CNN shared the results of a study showing that 5.5% may be the magic mortgage rate that gets things moving in the market, according to analysis from John Burns Research and Consulting, which specializes in the housing industry. It is great insight but with inventory declining with rates still with a 6 handle, my question is, what inventory will there be to buy?

And here is a little high-level insight into some broader bond market flows. The punch line is when money flows into bonds (green shoots on below graph), pricing improves on demand and rates drop.

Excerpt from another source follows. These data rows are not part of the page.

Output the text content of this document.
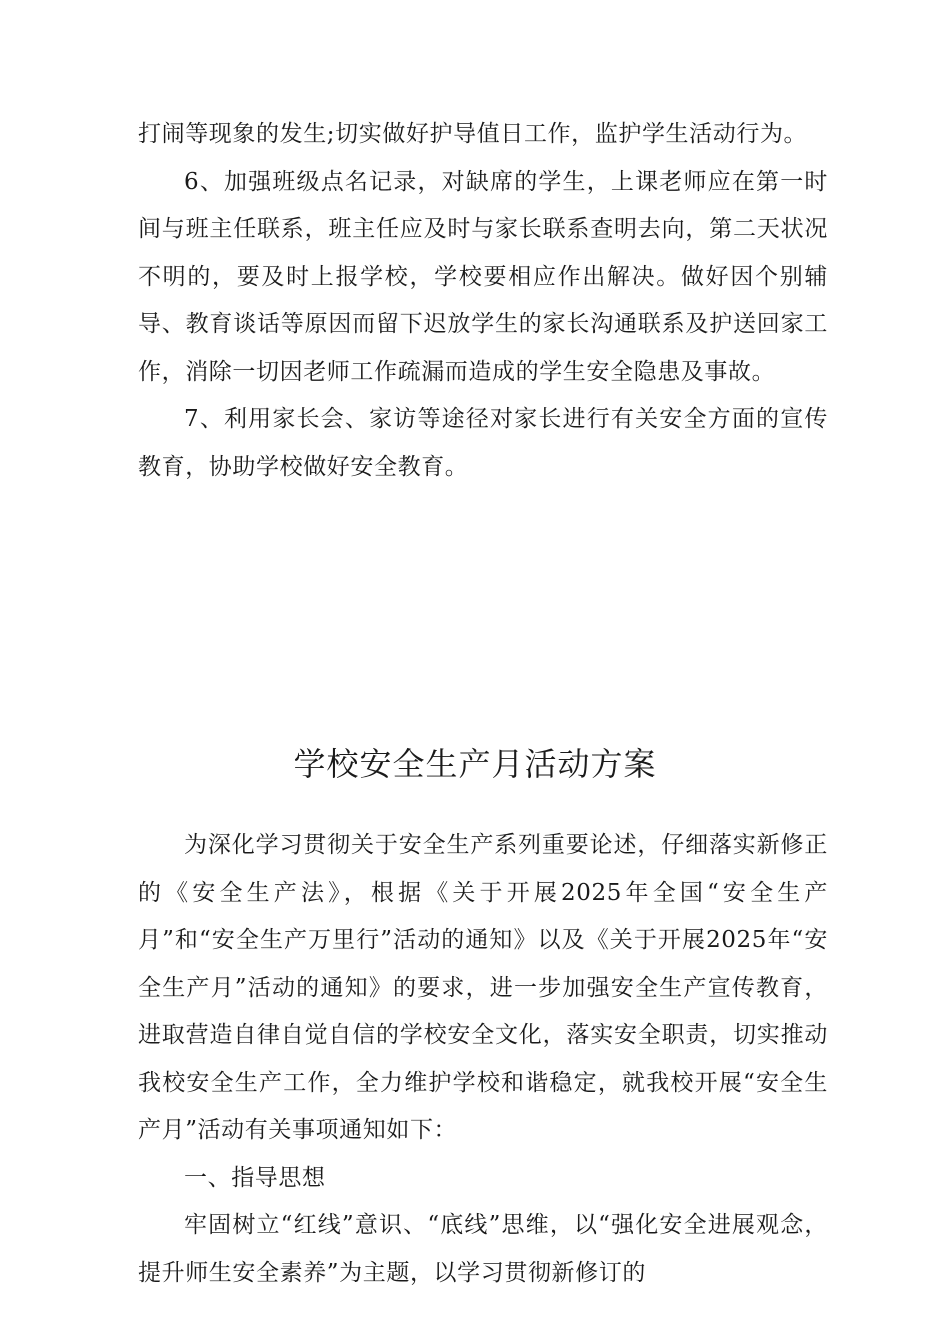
打闹等现象的发生;切实做好护导值日工作，监护学生活动行为。

6、加强班级点名记录，对缺席的学生，上课老师应在第一时间与班主任联系，班主任应及时与家长联系查明去向，第二天状况不明的，要及时上报学校，学校要相应作出解决。做好因个别辅导、教育谈话等原因而留下迟放学生的家长沟通联系及护送回家工作，消除一切因老师工作疏漏而造成的学生安全隐患及事故。

7、利用家长会、家访等途径对家长进行有关安全方面的宣传教育，协助学校做好安全教育。

学校安全生产月活动方案

为深化学习贯彻关于安全生产系列重要论述，仔细落实新修正的《安全生产法》，根据《关于开展2025年全国“安全生产月”和“安全生产万里行”活动的通知》以及《关于开展2025年“安全生产月”活动的通知》的要求，进一步加强安全生产宣传教育，进取营造自律自觉自信的学校安全文化，落实安全职责，切实推动我校安全生产工作，全力维护学校和谐稳定，就我校开展“安全生产月”活动有关事项通知如下：

一、指导思想

牢固树立“红线”意识、“底线”思维，以“强化安全进展观念，提升师生安全素养”为主题，以学习贯彻新修订的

Much has been made of the bond market’s standout volatility over the past few months. But for a small cohort of exchange-traded fund investors, it’s not enough. Assets in the 15 leveraged fixed-income ETFs trading in the US have climbed to $3.5 billion, Bloomberg Intelligence data show. The largest such product — the $1.6 billion Direxion Daily 20-Year Treasury Bull 3X (ticker TMF), which uses derivatives to deliver three times the performance of long-dated Treasuries — has absorbed more than $720 million already this year. That puts the fund on pace to eclipse last year’s record of $783 million. While the world of leveraged fixed-income ETFs has more than doubled since ending 2020 with just $1.4 billion in assets, the category actually used to be much bigger. At the end of 2013, the funds held roughly $7.7 billion overall, at a time when bond ETFs held just $254 billion versus $1.4 trillion currently.

The boom-and-bust is likely a result of a robust options market developing around the big bond ETFs, according to Bloomberg Intelligence ETF analyst Athanasios Psarofagis. For example, total open interest on the $35 billion iShares 20+ Year Treasury Bond ETF (TLT) currently stands at roughly 2.2 million contracts, compared to about 827,000 contracts at the end of 2013. Given that professional money managers are more likely to buy calls on TLT, for example, than buy a fund like TMF, the present-day revival in leveraged bond ETFs can likely be traced to retail traders, Psarofagis said. “I don’t think the fixed-income options market was as mature then. Bond ETFs tend to be more institutional, so they were using these, then slowly mapped over to options,” Psarofagis said. “I think the new money coming in is more retail, that’s why it’s to a lesser extent. I think bonds kind of became the new popular ‘meme’ stocks in a way.” Like meme stocks, it goes without saying that a triple-leveraged fund comes with eye-watering volatility. While TMF has gained 12.5% on a total return basis this year, that follows a 73% plunge last year and a 20% drop in 2021.

Please remain safe and stay healthy, enjoy the weekend, and first, make today great.